Severe insulin overdoses
Anyone having a severe insulin overdose needs to get medical attention right away.
People taking insulin should also have a glucagon kit on hand. It is used in emergency situations to balance out the effects of insulin.
If someone is unconscious because of an insulin overdose, emergency medical personnel should be called immediately. A family member or paramedic can inject the glucagon, but the person should still go to the hospital right away.
Treatment for an insulin overdose often includes an intravenous dextrose and electrolyte supply. This means that the dextrose and electrolyte supply is injected directly into a vein. Treatment also involves constant monitoring to be certain symptoms do not cause any permanent damage.
Intentional insulin overdoses
Anyone feeling symptoms of depression should talk to their doctor as soon as possible.
At times, a person may intentionally overdose on insulin in order to commit suicide. This is not limited to people with diabetes.
Insulin poisoning is also a mode of suicide used by people who have access to insulin, such as doctors, nurses, and the relatives of people with diabetes.
People who are experiencing symptoms of depression or helplessness should talk to a doctor or counselor right away to discuss the many treatment options available.If speaking to a doctor or counselor is not possible, the National Suicide Prevention Lifeline is available 24/7 at 1-800-273-8255.
How to avoid insulin overdoses
There are many things to consider when taking an insulin dose, and sometimes mistakes do happen. The best way to avoid insulin overdoses is to prevent these mistakes wherever possible.
Common ways to avoid insulin overdoses include:
- Carefully reading all packaging: Misreading a label, insulin vial, or syringe can lead to an overdose. This is especially true for new or unfamiliar products. People should spend time familiarizing themselves with products before using them.
- Use the right type of insulin: Switching a basal insulin dose for a fast-acting insulin dose can also cause an overdose. It is important to keep doses organized, and some people even benefit from adding a color-coded tape or label to their different insulin types.

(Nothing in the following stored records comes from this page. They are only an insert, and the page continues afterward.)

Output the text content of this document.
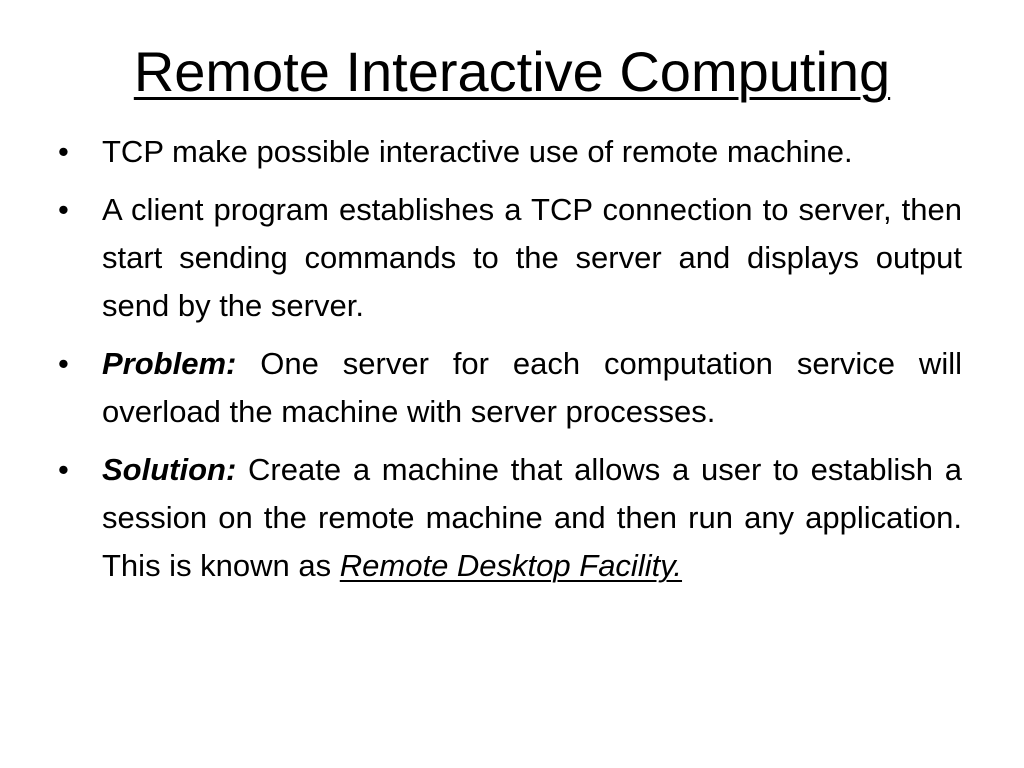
Remote Interactive Computing
•	TCP make possible interactive use of remote machine.
•	A client program establishes a TCP connection to server, then start sending commands to the server and displays output send by the server.
•	Problem: One server for each computation service will overload the machine with server processes.
•	Solution: Create a machine that allows a user to establish a session on the remote machine and then run any application. This is known as Remote Desktop Facility.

- Make sure to eat: Skipped meals can also be a culprit for insulin overdoses. For fast-acting doses of insulin that are taken before or with a meal, people should be certain that that meal is on its way. Many people find it helpful to always take their insulin once they sit down at the table to eat.
- Log the correct numbers: Some cases of insulin overdose are simply due to errors in calculation. There are many apps and devices that can help calculate carbs and insulin needs, and this may remove a degree of error here.

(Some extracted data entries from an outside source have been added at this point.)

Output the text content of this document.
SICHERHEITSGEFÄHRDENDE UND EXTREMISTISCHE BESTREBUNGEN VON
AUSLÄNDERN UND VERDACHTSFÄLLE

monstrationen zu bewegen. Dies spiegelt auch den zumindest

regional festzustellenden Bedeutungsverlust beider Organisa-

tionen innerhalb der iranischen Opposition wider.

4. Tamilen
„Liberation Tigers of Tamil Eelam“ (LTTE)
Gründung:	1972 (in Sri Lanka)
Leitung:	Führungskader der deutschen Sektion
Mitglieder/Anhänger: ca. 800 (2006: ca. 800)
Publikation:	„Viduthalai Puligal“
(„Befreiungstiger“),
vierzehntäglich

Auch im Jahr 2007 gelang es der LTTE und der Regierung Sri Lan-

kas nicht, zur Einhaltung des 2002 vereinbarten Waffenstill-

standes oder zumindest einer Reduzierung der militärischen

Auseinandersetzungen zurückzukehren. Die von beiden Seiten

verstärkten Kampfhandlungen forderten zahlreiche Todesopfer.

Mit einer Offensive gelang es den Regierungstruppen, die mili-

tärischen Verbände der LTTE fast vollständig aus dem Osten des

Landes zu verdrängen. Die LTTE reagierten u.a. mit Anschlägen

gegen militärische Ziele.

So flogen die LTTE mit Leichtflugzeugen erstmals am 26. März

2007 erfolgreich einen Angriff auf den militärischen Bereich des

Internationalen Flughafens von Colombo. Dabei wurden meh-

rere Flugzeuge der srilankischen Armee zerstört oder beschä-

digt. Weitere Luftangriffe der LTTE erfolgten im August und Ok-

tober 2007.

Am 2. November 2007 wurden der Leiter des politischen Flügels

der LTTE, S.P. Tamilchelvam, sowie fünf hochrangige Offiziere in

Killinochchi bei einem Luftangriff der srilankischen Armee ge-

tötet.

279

Outlook for insulin overdoses
Insulin overdoses are not uncommon, but there are some definite steps people can take to avoid them. These steps help to reduce the chance of human error as much possible.
Serious complications can occur because of intentional or unintentional severe overdoses. These should be treated with immediate medical care.
Anyone concerned for a loved one's safety should contact a doctor or emergency personnel immediately.